Zu diesem Ergebnis kommt eine internationale, von der Europäischen Kommission geförderte Studie (PABE) zur öffentlichen Wahrnehmung von landwirtschaftlicher Biotechnologie, die kürzlich veröffentlicht wurde und über die das renommierte Fachjournal "Nature Biotechnology" berichtete (vol. 19 no.1, Januar 2001, S. 15).

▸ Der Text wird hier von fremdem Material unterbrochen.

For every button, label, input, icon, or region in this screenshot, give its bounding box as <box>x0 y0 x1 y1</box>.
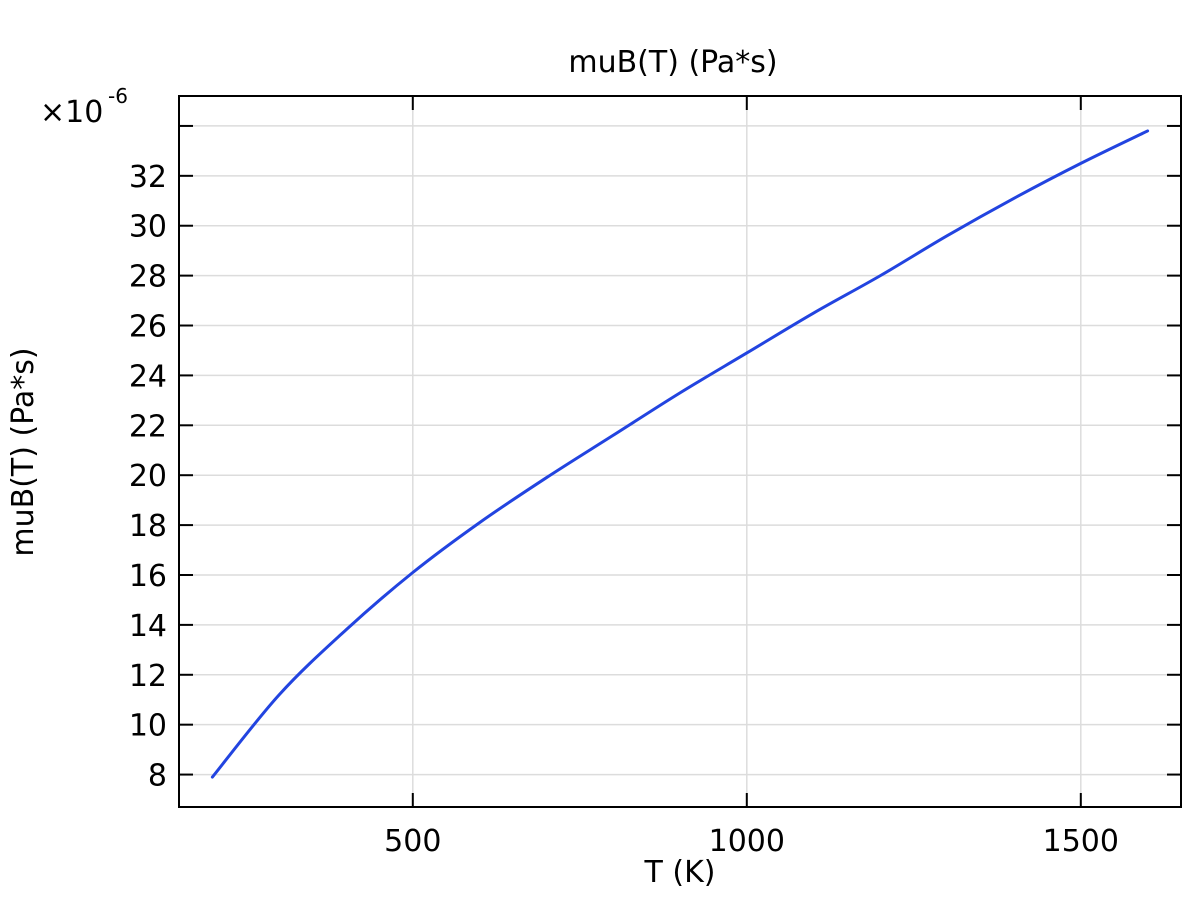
y-tick-label: 30 <box>129 210 167 245</box>
y-tick-label: 32 <box>129 160 167 195</box>
series-line <box>210 129 1150 779</box>
y-tick-label: 10 <box>129 709 167 744</box>
y-tick-label: 26 <box>129 310 167 345</box>
x-tick-label: 1000 <box>709 824 785 859</box>
y-multiplier-exponent: -6 <box>108 84 128 108</box>
x-tick-labels: 500 1000 1500 <box>384 824 1119 859</box>
chart-title: muB(T) (Pa*s) <box>568 45 777 80</box>
y-tick-label: 24 <box>129 359 167 394</box>
y-tick-label: 14 <box>129 609 167 644</box>
x-tick-label: 1500 <box>1043 824 1119 859</box>
series-layer <box>210 129 1150 779</box>
y-tick-labels: 8 10 12 14 16 18 20 22 24 26 28 30 32 <box>129 160 167 794</box>
gridlines <box>179 96 1181 807</box>
y-tick-label: 20 <box>129 459 167 494</box>
y-tick-label: 8 <box>148 759 167 794</box>
y-tick-label: 28 <box>129 260 167 295</box>
y-tick-label: 18 <box>129 509 167 544</box>
y-multiplier-base: ×10 <box>40 95 103 130</box>
x-tick-label: 500 <box>384 824 441 859</box>
y-tick-label: 16 <box>129 559 167 594</box>
axis-ticks <box>179 96 1181 807</box>
y-axis-label: muB(T) (Pa*s) <box>6 347 41 556</box>
y-tick-label: 12 <box>129 659 167 694</box>
plot-frame <box>178 95 1182 808</box>
x-axis-label: T (K) <box>644 855 716 890</box>
y-tick-label: 22 <box>129 409 167 444</box>
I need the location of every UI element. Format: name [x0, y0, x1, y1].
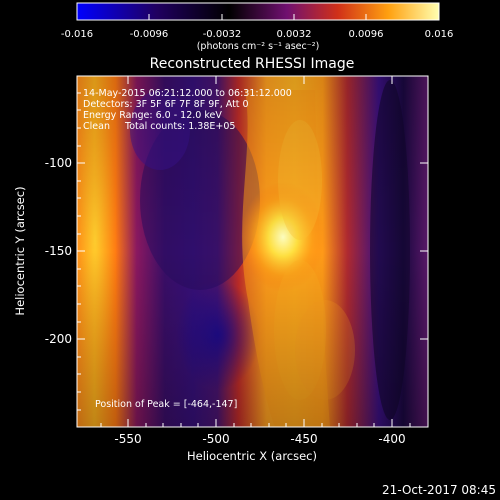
peak-position-label: Position of Peak = [-464,-147]: [95, 399, 237, 410]
colorbar-gradient: [76, 2, 440, 21]
y-tick-label: -200: [45, 332, 72, 346]
colorbar-tick-label: 0.0032: [277, 29, 312, 40]
info-time-range: 14-May-2015 06:21:12.000 to 06:31:12.000: [83, 88, 292, 99]
y-tick-label: -100: [45, 156, 72, 170]
axis-ticks: [77, 76, 428, 427]
y-axis-label: Heliocentric Y (arcsec): [13, 186, 27, 315]
x-tick-label: -450: [290, 432, 317, 446]
colorbar-unit-label: (photons cm⁻² s⁻¹ asec⁻²): [197, 41, 320, 52]
x-tick-label: -400: [378, 432, 405, 446]
footer-date: 21-Oct-2017 08:45: [382, 483, 496, 497]
x-axis-label: Heliocentric X (arcsec): [187, 449, 317, 463]
x-tick-label: -550: [114, 432, 141, 446]
colorbar-tick-label: -0.0032: [203, 29, 242, 40]
y-tick-label: -150: [45, 244, 72, 258]
colorbar-tick-label: 0.0096: [349, 29, 384, 40]
rhessi-image: [77, 76, 428, 427]
info-clean-counts: Clean Total counts: 1.38E+05: [83, 121, 235, 132]
info-energy-range: Energy Range: 6.0 - 12.0 keV: [83, 110, 222, 121]
colorbar-tick-label: 0.016: [425, 29, 454, 40]
colorbar-tick-marks: [76, 14, 440, 20]
info-detectors: Detectors: 3F 5F 6F 7F 8F 9F, Att 0: [83, 99, 249, 110]
image-title: Reconstructed RHESSI Image: [150, 56, 355, 72]
image-info-text: 14-May-2015 06:21:12.000 to 06:31:12.000…: [83, 88, 292, 410]
colorbar-tick-label: -0.016: [61, 29, 93, 40]
colorbar: -0.016 -0.0096 -0.0032 0.0032 0.0096 0.0…: [61, 2, 454, 52]
colorbar-tick-label: -0.0096: [130, 29, 169, 40]
x-tick-label: -500: [202, 432, 229, 446]
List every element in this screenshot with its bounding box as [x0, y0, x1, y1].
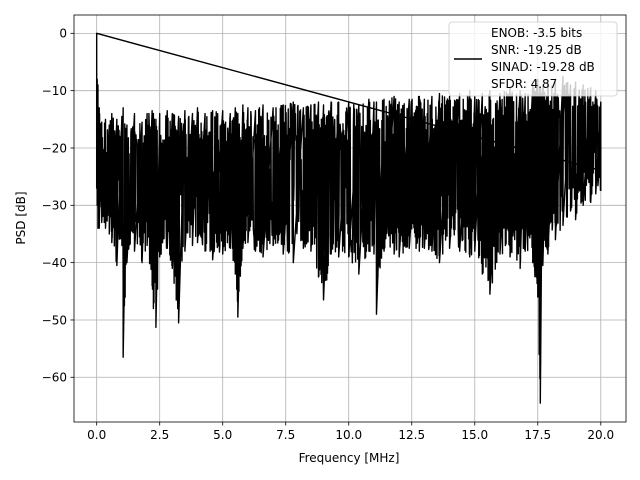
x-tick-label: 15.0: [461, 428, 488, 442]
y-tick-label: −60: [42, 371, 67, 385]
y-tick-label: −20: [42, 141, 67, 155]
legend: ENOB: -3.5 bits SNR: -19.25 dB SINAD: -1…: [448, 21, 618, 97]
x-tick-label: 0.0: [87, 428, 106, 442]
plot-frame: [73, 14, 627, 423]
x-tick-label: 2.5: [150, 428, 169, 442]
y-tick-label: −50: [42, 313, 67, 327]
x-axis-label: Frequency [MHz]: [299, 451, 400, 465]
legend-box: [448, 21, 618, 97]
x-tick-label: 20.0: [587, 428, 614, 442]
tick-layer: 0.0 2.5 5.0 7.5 10.0 12.5 15.0 17.5 20.0 0 −10 −20 −…: [42, 27, 614, 442]
legend-entry-enob: ENOB: -3.5 bits: [491, 26, 582, 40]
y-tick-label: −30: [42, 199, 67, 213]
y-tick-label: −10: [42, 84, 67, 98]
x-tick-label: 10.0: [335, 428, 362, 442]
y-tick-label: −40: [42, 256, 67, 270]
data-layer: [95, 32, 602, 404]
psd-series-line: [95, 32, 602, 404]
legend-entry-sfdr: SFDR: 4.87: [491, 77, 557, 91]
legend-entry-snr: SNR: -19.25 dB: [491, 43, 582, 57]
x-tick-label: 17.5: [524, 428, 551, 442]
legend-entry-sinad: SINAD: -19.28 dB: [491, 60, 595, 74]
x-tick-label: 5.0: [213, 428, 232, 442]
y-tick-label: 0: [59, 27, 67, 41]
x-tick-label: 12.5: [398, 428, 425, 442]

Die richtigen Fragen gestellt
Zwischen 1998 und 2000 wurden Fokusgruppen-Interviews in fünf europäischen Ländern durchgeführt. Die Teilnehmer wollten vor allem wissen, wozu gentechnisch veränderte Organismen benötigt werden, wer den Nutzen hat, unter welchen Umständen der Nutzen eintritt, wer darüber entscheidet, welche Organismen entwickelt werden und wer im Fall eines unvorhergesehenen Schadens haftet.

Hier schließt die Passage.